Un parti pris très fort : l’Europe non pas en tant qu’objet mais comme cadre, « terrain de jeu quotidien », comme « horizon collectif ». Pour le directeur de publication Olivier Breton, sa conviction est de faire de « l’Europe comme sujet, sans naïveté ni angélisme ».

Une ligne éditoriale : raconter l’Europe par les Européens

« Européens » vise à raconter l’Europe des innovateurs, des entrepreneurs, des créateurs. Une Europe concrète et optimiste. Une Europe qui bouge et invente. Pour Pascal Berria, rédacteur en chef, « une Europe comme lieu de création, d’innovation, d’échanges, de dialogue et de liberté ».

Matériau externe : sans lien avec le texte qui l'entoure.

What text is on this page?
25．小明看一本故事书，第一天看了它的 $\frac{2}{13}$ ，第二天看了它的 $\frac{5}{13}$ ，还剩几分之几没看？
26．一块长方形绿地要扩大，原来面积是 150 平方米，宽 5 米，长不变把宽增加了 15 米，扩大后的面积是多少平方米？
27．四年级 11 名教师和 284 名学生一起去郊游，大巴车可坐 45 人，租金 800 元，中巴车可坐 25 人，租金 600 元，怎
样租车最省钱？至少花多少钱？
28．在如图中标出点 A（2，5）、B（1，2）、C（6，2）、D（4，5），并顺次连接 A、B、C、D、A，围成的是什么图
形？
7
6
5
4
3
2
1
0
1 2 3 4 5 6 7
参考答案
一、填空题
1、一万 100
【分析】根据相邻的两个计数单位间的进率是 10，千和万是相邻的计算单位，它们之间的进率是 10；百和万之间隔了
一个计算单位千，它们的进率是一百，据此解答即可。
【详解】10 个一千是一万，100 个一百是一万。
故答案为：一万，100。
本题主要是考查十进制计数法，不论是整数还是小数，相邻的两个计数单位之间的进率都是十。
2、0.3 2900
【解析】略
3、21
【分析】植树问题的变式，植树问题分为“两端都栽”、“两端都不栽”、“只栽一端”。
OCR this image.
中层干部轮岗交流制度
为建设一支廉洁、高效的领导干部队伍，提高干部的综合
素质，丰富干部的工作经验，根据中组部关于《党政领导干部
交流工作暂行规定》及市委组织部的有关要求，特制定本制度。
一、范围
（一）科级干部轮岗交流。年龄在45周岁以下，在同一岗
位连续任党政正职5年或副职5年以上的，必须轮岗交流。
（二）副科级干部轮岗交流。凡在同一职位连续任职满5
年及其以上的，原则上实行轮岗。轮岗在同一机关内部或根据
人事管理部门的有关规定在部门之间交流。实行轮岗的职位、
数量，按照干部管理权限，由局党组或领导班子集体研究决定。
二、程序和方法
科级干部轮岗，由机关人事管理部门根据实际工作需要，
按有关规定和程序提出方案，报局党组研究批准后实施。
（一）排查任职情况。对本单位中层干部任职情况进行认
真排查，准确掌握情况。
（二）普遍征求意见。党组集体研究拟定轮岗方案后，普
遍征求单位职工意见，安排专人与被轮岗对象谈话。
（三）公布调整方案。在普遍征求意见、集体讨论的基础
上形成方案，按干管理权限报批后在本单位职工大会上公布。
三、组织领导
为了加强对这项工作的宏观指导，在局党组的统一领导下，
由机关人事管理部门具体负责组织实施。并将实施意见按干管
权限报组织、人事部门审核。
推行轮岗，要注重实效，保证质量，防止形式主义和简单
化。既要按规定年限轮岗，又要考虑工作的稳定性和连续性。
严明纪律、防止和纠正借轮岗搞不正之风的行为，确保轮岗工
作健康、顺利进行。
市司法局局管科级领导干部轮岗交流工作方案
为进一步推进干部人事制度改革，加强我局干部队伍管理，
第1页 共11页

En bref, montrer l’Europe telle qu’elle est rarement vue : à hauteur d’humanité autour d’un pari narratif : raconter des « Europes », à partir d’histoires de personnes. Plutôt un journalisme de solutions, mais autour d’une Europe réaliste, d’un relais d’une Europe multiple, où la richesse est le fruit de nos singularités.

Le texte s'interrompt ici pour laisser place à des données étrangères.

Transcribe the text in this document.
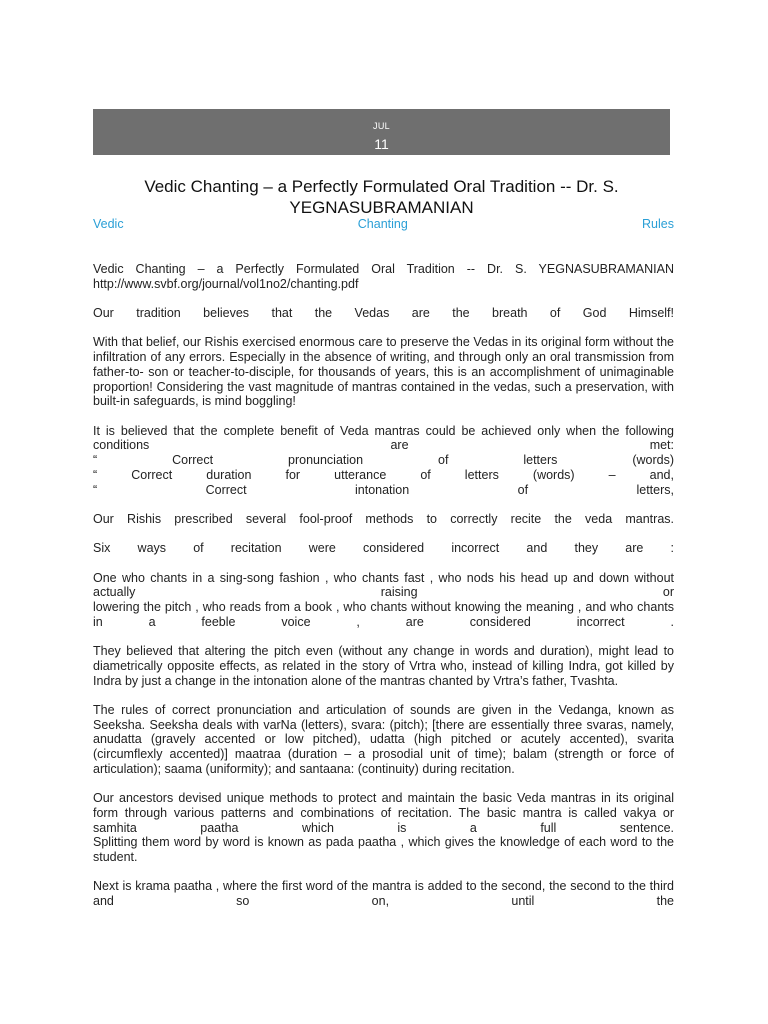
JUL
11
Vedic Chanting – a Perfectly Formulated Oral Tradition -- Dr. S. YEGNASUBRAMANIAN
Vedic	Chanting	Rules

Vedic Chanting – a Perfectly Formulated Oral Tradition -- Dr. S. YEGNASUBRAMANIAN
http://www.svbf.org/journal/vol1no2/chanting.pdf

Our tradition believes that the Vedas are the breath of God Himself!

With that belief, our Rishis exercised enormous care to preserve the Vedas in its original form without the infiltration of any errors. Especially in the absence of writing, and through only an oral transmission from father-to- son or teacher-to-disciple, for thousands of years, this is an accomplishment of unimaginable proportion! Considering the vast magnitude of mantras contained in the vedas, such a preservation, with built-in safeguards, is mind boggling!

It is believed that the complete benefit of Veda mantras could be achieved only when the following conditions are met:
“ Correct pronunciation of letters (words)
“ Correct duration for utterance of letters (words) – and,
“ Correct intonation of letters,

Our Rishis prescribed several fool-proof methods to correctly recite the veda mantras.

Six ways of recitation were considered incorrect and they are :

One who chants in a sing-song fashion , who chants fast , who nods his head up and down without actually raising or
lowering the pitch , who reads from a book , who chants without knowing the meaning , and who chants in a feeble voice , are considered incorrect .

They believed that altering the pitch even (without any change in words and duration), might lead to diametrically opposite effects, as related in the story of Vrtra who, instead of killing Indra, got killed by Indra by just a change in the intonation alone of the mantras chanted by Vrtra’s father, Tvashta.

The rules of correct pronunciation and articulation of sounds are given in the Vedanga, known as Seeksha. Seeksha deals with varNa (letters), svara: (pitch); [there are essentially three svaras, namely, anudatta (gravely accented or low pitched), udatta (high pitched or acutely accented), svarita (circumflexly accented)] maatraa (duration – a prosodial unit of time); balam (strength or force of articulation); saama (uniformity); and santaana: (continuity) during recitation.

Our ancestors devised unique methods to protect and maintain the basic Veda mantras in its original form through various patterns and combinations of recitation. The basic mantra is called vakya or samhita paatha which is a full sentence.
Splitting them word by word is known as pada paatha , which gives the knowledge of each word to the student.

Next is krama paatha , where the first word of the mantra is added to the second, the second to the third and so on, until the
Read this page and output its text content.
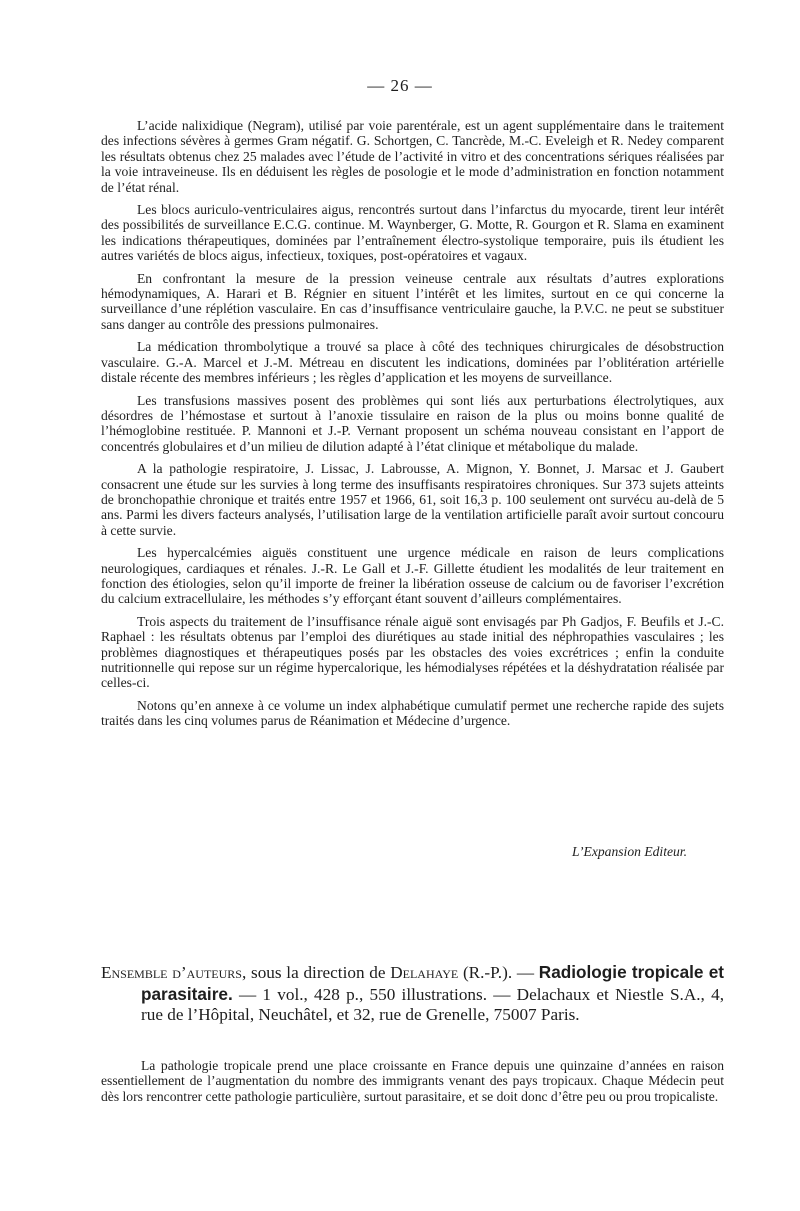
— 26 —

L’acide nalixidique (Negram), utilisé par voie parentérale, est un agent supplémentaire dans le traitement des infections sévères à germes Gram négatif. G. Schortgen, C. Tancrède, M.-C. Eveleigh et R. Nedey comparent les résultats obtenus chez 25 malades avec l’étude de l’activité in vitro et des concentrations sériques réalisées par la voie intraveineuse. Ils en déduisent les règles de posologie et le mode d’administration en fonction notamment de l’état rénal.

Les blocs auriculo-ventriculaires aigus, rencontrés surtout dans l’infarctus du myocarde, tirent leur intérêt des possibilités de surveillance E.C.G. continue. M. Waynberger, G. Motte, R. Gourgon et R. Slama en examinent les indications thérapeutiques, dominées par l’entraînement électro-systolique temporaire, puis ils étudient les autres variétés de blocs aigus, infectieux, toxiques, post-opératoires et vagaux.

En confrontant la mesure de la pression veineuse centrale aux résultats d’autres explorations hémodynamiques, A. Harari et B. Régnier en situent l’intérêt et les limites, surtout en ce qui concerne la surveillance d’une réplétion vasculaire. En cas d’insuffisance ventriculaire gauche, la P.V.C. ne peut se substituer sans danger au contrôle des pressions pulmonaires.

La médication thrombolytique a trouvé sa place à côté des techniques chirurgicales de désobstruction vasculaire. G.-A. Marcel et J.-M. Métreau en discutent les indications, dominées par l’oblitération artérielle distale récente des membres inférieurs ; les règles d’application et les moyens de surveillance.

Les transfusions massives posent des problèmes qui sont liés aux perturbations électrolytiques, aux désordres de l’hémostase et surtout à l’anoxie tissulaire en raison de la plus ou moins bonne qualité de l’hémoglobine restituée. P. Mannoni et J.-P. Vernant proposent un schéma nouveau consistant en l’apport de concentrés globulaires et d’un milieu de dilution adapté à l’état clinique et métabolique du malade.

A la pathologie respiratoire, J. Lissac, J. Labrousse, A. Mignon, Y. Bonnet, J. Marsac et J. Gaubert consacrent une étude sur les survies à long terme des insuffisants respiratoires chroniques. Sur 373 sujets atteints de bronchopathie chronique et traités entre 1957 et 1966, 61, soit 16,3 p. 100 seulement ont survécu au-delà de 5 ans. Parmi les divers facteurs analysés, l’utilisation large de la ventilation artificielle paraît avoir surtout concouru à cette survie.

Les hypercalcémies aiguës constituent une urgence médicale en raison de leurs complications neurologiques, cardiaques et rénales. J.-R. Le Gall et J.-F. Gillette étudient les modalités de leur traitement en fonction des étiologies, selon qu’il importe de freiner la libération osseuse de calcium ou de favoriser l’excrétion du calcium extracellulaire, les méthodes s’y efforçant étant souvent d’ailleurs complémentaires.

Trois aspects du traitement de l’insuffisance rénale aiguë sont envisagés par Ph Gadjos, F. Beufils et J.-C. Raphael : les résultats obtenus par l’emploi des diurétiques au stade initial des néphropathies vasculaires ; les problèmes diagnostiques et thérapeutiques posés par les obstacles des voies excrétrices ; enfin la conduite nutritionnelle qui repose sur un régime hypercalorique, les hémodialyses répétées et la déshydratation réalisée par celles-ci.

Notons qu’en annexe à ce volume un index alphabétique cumulatif permet une recherche rapide des sujets traités dans les cinq volumes parus de Réanimation et Médecine d’urgence.

L’Expansion Editeur.
Ensemble d’auteurs, sous la direction de Delahaye (R.-P.). — Radiologie tropicale et parasitaire. — 1 vol., 428 p., 550 illustrations. — Delachaux et Niestle S.A., 4, rue de l’Hôpital, Neuchâtel, et 32, rue de Grenelle, 75007 Paris.

La pathologie tropicale prend une place croissante en France depuis une quinzaine d’années en raison essentiellement de l’augmentation du nombre des immigrants venant des pays tropicaux. Chaque Médecin peut dès lors rencontrer cette pathologie particulière, surtout parasitaire, et se doit donc d’être peu ou prou tropicaliste.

Un format de Mook trimestriel

Avec 10 carnets thématiques indépendants de 16 pages chacun, la revue a pour ambition d’expliquer, de décrypter, d’inspirer par l’exemple et le terrain autour des grandes thématiques contemporaines : l’entrepreneuriat, l’innovation, la culture, l’alimentation, les médias, le numérique, l’urbanisme, la politique, le social, les arts, l’éducation, etc.

Souhaitons bon vent à « EUROPÉENS », la revue qui entend nous rapprocher et qui se positionne comme « la seule revue sur l’Europe trimestrielle, unique, intelligente mais pas intello ».